Sharing results of the investigation done by the audit team, the OIG has said in its report that while JPL has experienced many cybersecurity incidents, in last Aril 2018 an external user had stolen approximately 500 megabytes of data from one of NASA's major mission systems.
"JPL has experienced several notable cybersecurity incidents that have compromised major segments of its IT network” in the last decade, and more recently in April 2018, JPL discovered an account belonging to an external user had been compromised and used to steal approximately 500 megabytes of data from one of its major mission systems,” stated the report.
Detailing the April 2018 breach, the OIG's review report states that the hack was carried out by targeting an unauthorized Raspberry Pi attached to the JPL network.
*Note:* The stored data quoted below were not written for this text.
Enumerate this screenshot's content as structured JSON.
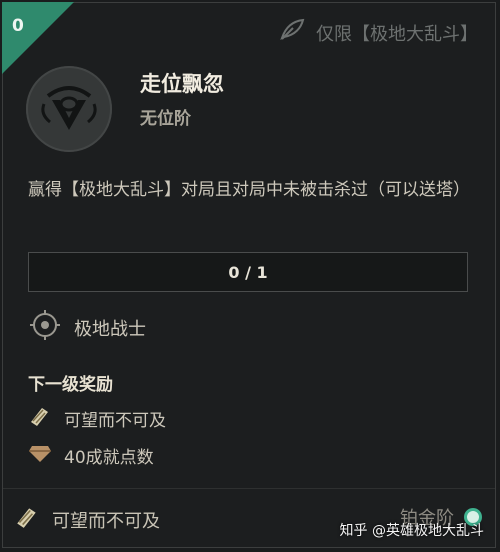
{
  "badge": {
    "count": "0",
    "color": "#2f8a6d"
  },
  "mode_tag": {
    "icon": "feather-icon",
    "label": "仅限【极地大乱斗】"
  },
  "emblem_icon": "challenge-emblem-icon",
  "challenge": {
    "title": "走位飘忽",
    "tier": "无位阶",
    "description": "赢得【极地大乱斗】对局且对局中未被击杀过（可以送塔）"
  },
  "progress": {
    "text": "0 / 1",
    "current": 0,
    "target": 1
  },
  "category": {
    "icon": "target-ring-icon",
    "label": "极地战士"
  },
  "next_reward": {
    "heading": "下一级奖励",
    "items": [
      {
        "icon": "scroll-icon",
        "label": "可望而不可及"
      },
      {
        "icon": "diamond-icon",
        "label": "40成就点数"
      }
    ]
  },
  "footer": {
    "title_icon": "scroll-icon",
    "title_label": "可望而不可及",
    "rank_label": "铂金阶",
    "rank_icon": "platinum-rank-icon"
  },
  "watermark": "知乎 @英雄极地大乱斗"
}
The hackers used this to their advantage and exploited the Pi to gain access to the network, compromised JPL systems as well as the Deep Space Network (DSN).
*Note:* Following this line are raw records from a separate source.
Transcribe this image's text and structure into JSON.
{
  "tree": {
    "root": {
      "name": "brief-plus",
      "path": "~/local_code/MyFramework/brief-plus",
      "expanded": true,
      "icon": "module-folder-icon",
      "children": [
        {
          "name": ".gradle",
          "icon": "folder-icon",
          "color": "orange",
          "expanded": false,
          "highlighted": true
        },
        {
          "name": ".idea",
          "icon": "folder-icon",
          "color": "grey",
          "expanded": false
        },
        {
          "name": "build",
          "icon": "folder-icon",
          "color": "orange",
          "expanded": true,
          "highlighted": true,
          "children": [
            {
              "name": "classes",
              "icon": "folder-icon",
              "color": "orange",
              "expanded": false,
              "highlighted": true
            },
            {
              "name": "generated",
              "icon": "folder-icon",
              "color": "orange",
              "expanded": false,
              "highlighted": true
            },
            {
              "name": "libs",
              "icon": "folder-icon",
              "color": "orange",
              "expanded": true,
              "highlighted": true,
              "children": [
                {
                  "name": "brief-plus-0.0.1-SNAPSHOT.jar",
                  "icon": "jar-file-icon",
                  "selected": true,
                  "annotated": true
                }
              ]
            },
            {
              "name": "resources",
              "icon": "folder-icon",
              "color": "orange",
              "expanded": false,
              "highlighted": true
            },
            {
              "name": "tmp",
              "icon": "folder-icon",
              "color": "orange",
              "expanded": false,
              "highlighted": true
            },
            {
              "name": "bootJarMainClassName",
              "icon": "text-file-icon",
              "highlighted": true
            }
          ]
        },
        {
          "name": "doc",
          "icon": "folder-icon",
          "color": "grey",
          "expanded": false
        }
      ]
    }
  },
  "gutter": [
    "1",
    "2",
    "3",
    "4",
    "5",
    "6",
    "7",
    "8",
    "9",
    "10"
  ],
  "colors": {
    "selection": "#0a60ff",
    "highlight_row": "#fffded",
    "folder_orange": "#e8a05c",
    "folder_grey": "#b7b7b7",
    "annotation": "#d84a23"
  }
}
As a result of the breach, the review report states that the vulnerabilities of the JPL network have been revealed.
"JPL uses its Information Technology Security Database (ITSDB) to track and manage physical assets and applications on its network; however, we found the database inventory incomplete and inaccurate, placing at risk JPL’s ability to effectively monitor, report, and respond to security incidents."
The report has also stated that reduced visibility into devices connected to its networks has enabled the hackers were able to move freely between the different systems within the network.